A John, Lisa y el resto del personal de Guardian Faber por transformar mis destartalados esbozos en algo que parece que la gente realmente quiere leer.
A James, Tash, Celine, Chris y unos cuantos James más en The Guardian, por darme la oportunidad de colaborar en tan importante cabecera periodística, pese a que yo estaba convencido de que su ofrecimiento se debía a un error administrativo.
A todos mis demás amigos y familiares que me brindaron su apoyo, su ayuda y la diversión que tanto necesitaba mientras escribía este libro.
A ustedes. A todos ustedes. Porque, técnicamente hablando, esto es culpa suya.
¡Pero, hombre, si eres… tú! Sí, de aquella vez que… ya sabes
(Los mecanismos del por qué recordamos caras
antes que nombres)
—¿Sabes la chica aquella con la que ibas al colegio?
—¿Podrías ser más concreta?
—Sí, hombre, aquella chica alta. Pelo largo y rubio, aunque, si te digo la verdad, creo que se lo teñía. Vivía en la calle de al lado de la nuestra, pero sus padres se divorciaron y su madre se mudó al piso en el que vivían los Jones cuando aún no se habían trasladado a Australia. Su hermana era amiga de tu prima antes de que cayera embarazada de aquel chico del pueblo, menudo escándalo fue. Siempre llevaba un abrigo rojo y la verdad es que no le quedaba nada bien. ¿Sabes de quién te hablo?
—¿Cómo se llama?
—Ni idea.
Yo he tenido innumerables conversaciones como esta con mi madre, con mi abuela o con otros familiares. Es evidente que no le pasa nada a su memoria ni a su capacidad para captar los detalles; pueden proporcionarnos tantos datos personales de ese alguien que darían para llenar varias páginas de la Wikipedia. Pero son muchas las personas que en diálogos así dicen tener problemas para recordar nombres, incluso cuando están mirando directamente a la persona de cuyo nombre tratan de acordarse en aquel mismo momento. A mí me ha pasado. Puede arruinarle una ceremonia de boda a cualquiera.
¿Por qué sucede? ¿Por qué podemos reconocer el rostro de una persona sin que nos venga su nombre a la mente? ¿No son ambas maneras igualmente válidas de identificar a alguien? Necesitamos ahondar un poco más en el funcionamiento de la memoria humana para comprender mejor qué es lo que realmente ocurre en situaciones como esas.

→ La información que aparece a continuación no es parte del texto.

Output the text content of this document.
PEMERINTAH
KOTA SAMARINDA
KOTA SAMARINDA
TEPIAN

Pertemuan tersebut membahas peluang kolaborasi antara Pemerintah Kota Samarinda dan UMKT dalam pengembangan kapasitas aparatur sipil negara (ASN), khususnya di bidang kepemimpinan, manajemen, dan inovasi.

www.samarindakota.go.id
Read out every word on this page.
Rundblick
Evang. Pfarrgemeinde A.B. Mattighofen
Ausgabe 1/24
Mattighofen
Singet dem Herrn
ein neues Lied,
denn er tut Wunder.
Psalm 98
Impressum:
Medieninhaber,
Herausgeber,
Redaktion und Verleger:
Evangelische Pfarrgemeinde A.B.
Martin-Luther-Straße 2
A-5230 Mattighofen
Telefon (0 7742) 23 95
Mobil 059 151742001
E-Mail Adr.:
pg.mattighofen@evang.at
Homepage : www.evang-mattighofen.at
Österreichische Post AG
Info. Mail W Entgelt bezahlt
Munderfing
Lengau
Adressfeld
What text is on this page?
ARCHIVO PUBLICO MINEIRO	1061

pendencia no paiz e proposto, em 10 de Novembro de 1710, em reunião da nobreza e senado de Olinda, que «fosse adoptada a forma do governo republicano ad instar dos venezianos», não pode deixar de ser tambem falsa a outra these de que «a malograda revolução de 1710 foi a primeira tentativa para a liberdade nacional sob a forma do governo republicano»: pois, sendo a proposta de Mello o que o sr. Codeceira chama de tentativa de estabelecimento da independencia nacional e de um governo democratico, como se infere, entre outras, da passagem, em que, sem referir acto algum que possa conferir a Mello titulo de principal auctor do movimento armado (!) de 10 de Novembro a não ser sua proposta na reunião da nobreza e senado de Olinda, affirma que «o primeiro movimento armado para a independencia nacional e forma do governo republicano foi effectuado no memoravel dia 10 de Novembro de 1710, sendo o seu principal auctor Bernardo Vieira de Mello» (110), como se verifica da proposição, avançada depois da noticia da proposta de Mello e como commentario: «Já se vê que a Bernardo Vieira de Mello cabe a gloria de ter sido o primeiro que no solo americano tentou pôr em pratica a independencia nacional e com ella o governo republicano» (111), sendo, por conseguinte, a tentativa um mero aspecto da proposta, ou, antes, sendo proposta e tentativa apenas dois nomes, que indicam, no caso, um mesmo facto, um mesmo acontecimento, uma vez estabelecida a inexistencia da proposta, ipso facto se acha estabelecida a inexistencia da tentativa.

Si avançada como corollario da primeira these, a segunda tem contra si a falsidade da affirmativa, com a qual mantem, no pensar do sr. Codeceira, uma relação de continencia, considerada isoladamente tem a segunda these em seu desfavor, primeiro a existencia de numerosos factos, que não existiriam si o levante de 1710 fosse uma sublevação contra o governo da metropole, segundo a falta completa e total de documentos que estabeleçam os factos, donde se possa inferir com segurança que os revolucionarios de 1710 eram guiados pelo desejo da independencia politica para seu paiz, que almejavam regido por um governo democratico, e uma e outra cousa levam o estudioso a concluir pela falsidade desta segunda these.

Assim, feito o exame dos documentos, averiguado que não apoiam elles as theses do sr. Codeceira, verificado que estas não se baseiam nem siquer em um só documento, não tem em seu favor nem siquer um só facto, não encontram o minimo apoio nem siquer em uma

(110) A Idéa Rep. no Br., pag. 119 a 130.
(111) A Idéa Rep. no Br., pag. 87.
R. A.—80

En primer lugar, las caras dan mucha información. Las expresiones, el contacto con las miradas, los movimientos de las bocas: todas esas son formas fundamentales de comunicación entre los seres humanos. Los rasgos faciales revelan mucho acerca de una persona: el color de sus ojos o de su pelo, su estructura ósea, su dentadura… todos ellos son detalles que pueden usarse para reconocer a un individuo. Tanto es así que el cerebro humano parece haber adquirido a lo largo de la evolución ciertas características que le ayudan en el reconocimiento y el procesamiento de los rostros, por ejemplo, reconociendo más fácilmente patrones de ese tipo y mostrando una predisposición general a identificar caras en cualquier imagen formada al azar, como veremos en el capítulo 5.
Comparado con algo así, ¿qué puede ofrecernos el nombre de una persona? Potencialmente, algunas pistas en cuanto a sus orígenes sociales o culturales, pero, en general, no consiste más que en un par de palabras, una secuencia de sílabas arbitrarias, una breve serie de ruidos que, según se nos informa, pertenecen a un rostro específico. Pero ¿y qué?